Kazakhstan
Chu-Sarysu Copper Basin
Ownership: 20%
Pallas Resources
Ivanhoe Mines has formed an exploration Joint Venture with UK-based private company Pallas Resources, to explore the Chu-Sarysu Copper Basin in Kazakhstan. The joint venture covers a highly prospective licence package of up to 16,000 km2, building on decades of detailed geological data to unlock new mineral opportunities in this vast Central Asian landscape.
The Chu-Sarysu is the world’s third-largest sediment-hosted copper basin, after the Central African Copperbelt and European Kupferschiefer, hosting 27 million tonnes of known copper. The basin is host to the world-class Dzhezkazgan deposit, which has been continuously mined for over a century.
As announced on February 12, 2025, Ivanhoe has committed to fund $18.7 million in exploration activities over an initial two-year period, with earn-in rights to further increase its ownership up to 80% over time.

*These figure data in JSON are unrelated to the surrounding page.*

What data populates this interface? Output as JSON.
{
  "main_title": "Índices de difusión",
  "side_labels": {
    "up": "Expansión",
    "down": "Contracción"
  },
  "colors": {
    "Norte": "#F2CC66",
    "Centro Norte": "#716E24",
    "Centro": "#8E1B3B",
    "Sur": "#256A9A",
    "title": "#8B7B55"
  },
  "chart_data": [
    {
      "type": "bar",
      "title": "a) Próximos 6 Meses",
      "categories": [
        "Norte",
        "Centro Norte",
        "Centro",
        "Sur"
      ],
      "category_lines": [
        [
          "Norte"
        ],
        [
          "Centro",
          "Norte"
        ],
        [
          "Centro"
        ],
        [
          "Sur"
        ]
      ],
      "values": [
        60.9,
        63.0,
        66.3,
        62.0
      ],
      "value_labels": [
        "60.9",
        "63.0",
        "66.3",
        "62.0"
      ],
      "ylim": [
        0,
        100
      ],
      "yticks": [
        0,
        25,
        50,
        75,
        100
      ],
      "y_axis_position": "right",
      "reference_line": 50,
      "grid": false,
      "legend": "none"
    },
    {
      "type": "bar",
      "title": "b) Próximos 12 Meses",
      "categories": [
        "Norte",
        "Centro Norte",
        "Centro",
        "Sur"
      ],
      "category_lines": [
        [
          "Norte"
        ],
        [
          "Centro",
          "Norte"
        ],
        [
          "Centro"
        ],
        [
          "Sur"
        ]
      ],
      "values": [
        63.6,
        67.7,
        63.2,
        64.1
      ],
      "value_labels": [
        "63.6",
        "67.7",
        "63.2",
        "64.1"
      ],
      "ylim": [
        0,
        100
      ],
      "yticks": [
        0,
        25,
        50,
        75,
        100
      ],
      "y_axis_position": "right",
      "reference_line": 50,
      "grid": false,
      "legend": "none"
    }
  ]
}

Exploration activities began during the first quarter of 2025, including the hiring of an exploration team as well as tendering and awarding an airborne geophysics contract.
Fieldwork on the Merke licence has identified copper mineralization outcropping on surface, with an approximately 20-metre thick zone. Reconnaissance work by Pallas and Ivanhoe Mines has identified visible copper mineralization at surface, in the form of malachite, azurite and chalcocite on the Merke licence. The licence is located in the south of the Chu-Sarysu Basin, and includes a 36-kilometre-long, historically-identified stratigraphic trend, with multiple samples returning between 1.0% and 5.0% copper.
The approximately 15,000-metre drill campaign, planned for 2025 has commenced in the western section of the joint venture’s licence package on the Glubokoe licence several hundred kilometers to the north of the Merke licence. Drilling has started within 10 months of forming the joint venture with Pallas Resources.
The first drill hole is testing potential extensions of mineralization first noted in a Soviet-era stratigraphic hole drilled in the 1980s, which intersected three separate copper-bearing intervals over 26 metres.
The initial drill holes in the 2025 campaign are expected to be between 800 and 1,000 metres deep, and will assist with calibrating the results with historic and newly acquired geophysical datasets. This in turn will inform the stratigraphic and facies models, as well as help identify drill targets for the remainder of the current approximately 15,000-metre program.